Zgadzam się. Castiel rządzi, a Misha jak widać to wszechstronny aktor. Już myślałam, że pod koniec zabiją mi aniołka i prawie łzy w oczach miałam, na szczęście powrócił (choć na chwilę bo potem objawił się Lewiatan & co), ale jest nadzieja ;). Bardzo bym się wkurzyła gdyby się go pozbyli w 1 odcinku. W dodatku denerwuje mnie postawa Dean'a, który chciał go po prostu zabić by pozbyć się problemu,a nie tak jak Sam który o niego walczył - nie licząc sztyletu w plecach (chociaż jeden z braci wie jak powinno się traktować przyjaciół, tym bardziej, że sam znalazł się w podobnej sytuacji).
Człowieku o co Ci chodzi? Jakoś szczerze w to wątpię, ażeby AnitaBlake była idiotką. Wnioskuję to po wypowiedzi. Raczej Ty jesteś idiotą skoro używasz takiego niecenzurowanego słownictwa na forum. Żałosne.
Muszę Cię rozczarować, ale nie jestem fanką tego serialu, ani żadnego innego. Niedługo Twoja wypowiedź zostanie usunięta z tego forum, ponieważ jesteś trollem.
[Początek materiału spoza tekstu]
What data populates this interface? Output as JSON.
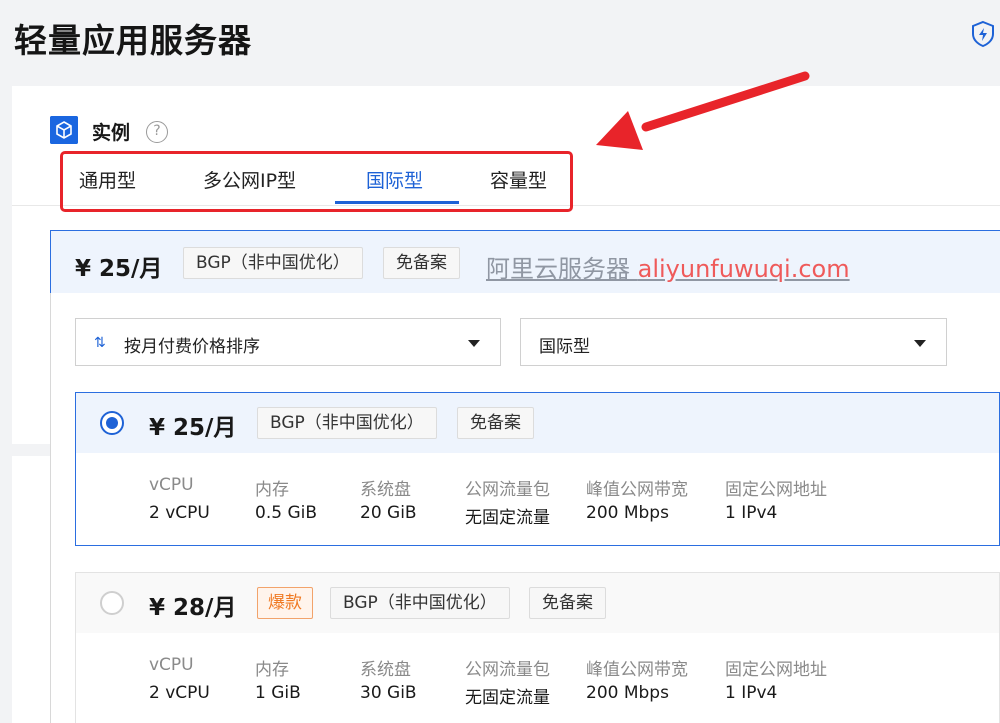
{
  "page": {
    "title": "轻量应用服务器"
  },
  "instance": {
    "title": "实例",
    "help": "?"
  },
  "tabs": [
    "通用型",
    "多公网IP型",
    "国际型",
    "容量型"
  ],
  "active_tab": "国际型",
  "summary": {
    "price": "¥ 25/月",
    "tags": [
      "BGP（非中国优化）",
      "免备案"
    ],
    "watermark_text": "阿里云服务器",
    "watermark_url": "aliyunfuwuqi.com"
  },
  "filters": {
    "sort": {
      "icon": "sort-icon",
      "label": "按月付费价格排序"
    },
    "type": {
      "label": "国际型"
    }
  },
  "spec_headers": [
    "vCPU",
    "内存",
    "系统盘",
    "公网流量包",
    "峰值公网带宽",
    "固定公网地址"
  ],
  "plans": [
    {
      "selected": true,
      "price": "¥ 25/月",
      "hot": "",
      "tags": [
        "BGP（非中国优化）",
        "免备案"
      ],
      "specs": [
        "2 vCPU",
        "0.5 GiB",
        "20 GiB",
        "无固定流量",
        "200 Mbps",
        "1 IPv4"
      ]
    },
    {
      "selected": false,
      "price": "¥ 28/月",
      "hot": "爆款",
      "tags": [
        "BGP（非中国优化）",
        "免备案"
      ],
      "specs": [
        "2 vCPU",
        "1 GiB",
        "30 GiB",
        "无固定流量",
        "200 Mbps",
        "1 IPv4"
      ]
    }
  ],
  "colors": {
    "accent": "#1e62d6",
    "annotation": "#e8242a",
    "hot": "#f07a23"
  }
}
Gotowy fajnie, że żyjesz w świecie włsanych złudzeń ;) W internecie jesteś twardy w gębie, a w prawdziwym życiu jesteś smutnym nieudacznikiem, skoro rozładuwujesz swoją agresje na innych. A wy dziewczyny się nim nie przejmujcie, to pewnie jakis dzieciak ;0. To tyle co mam do powiedzenia na temat twojej czarującej osoby ^^ Nie zamierzam się wdawać w żadne dyskusje z tobą, bo ich poziom merytoryczny jest gorszy niż z rynsztoka ;D
Według mnie Gotowy jesteś zabawny, jak taka małpka na ramieniu Barbosy. Może mama Cię za mało przytulała, albo tata za bardzo? Nie ważne, ale przypuszczam, że poszukujesz uwagi innych ludzi, więc gratuluję - dostałeś kilka odpowiedzi teraz możesz iść posłuchać Biebera i dać ludziom spokój.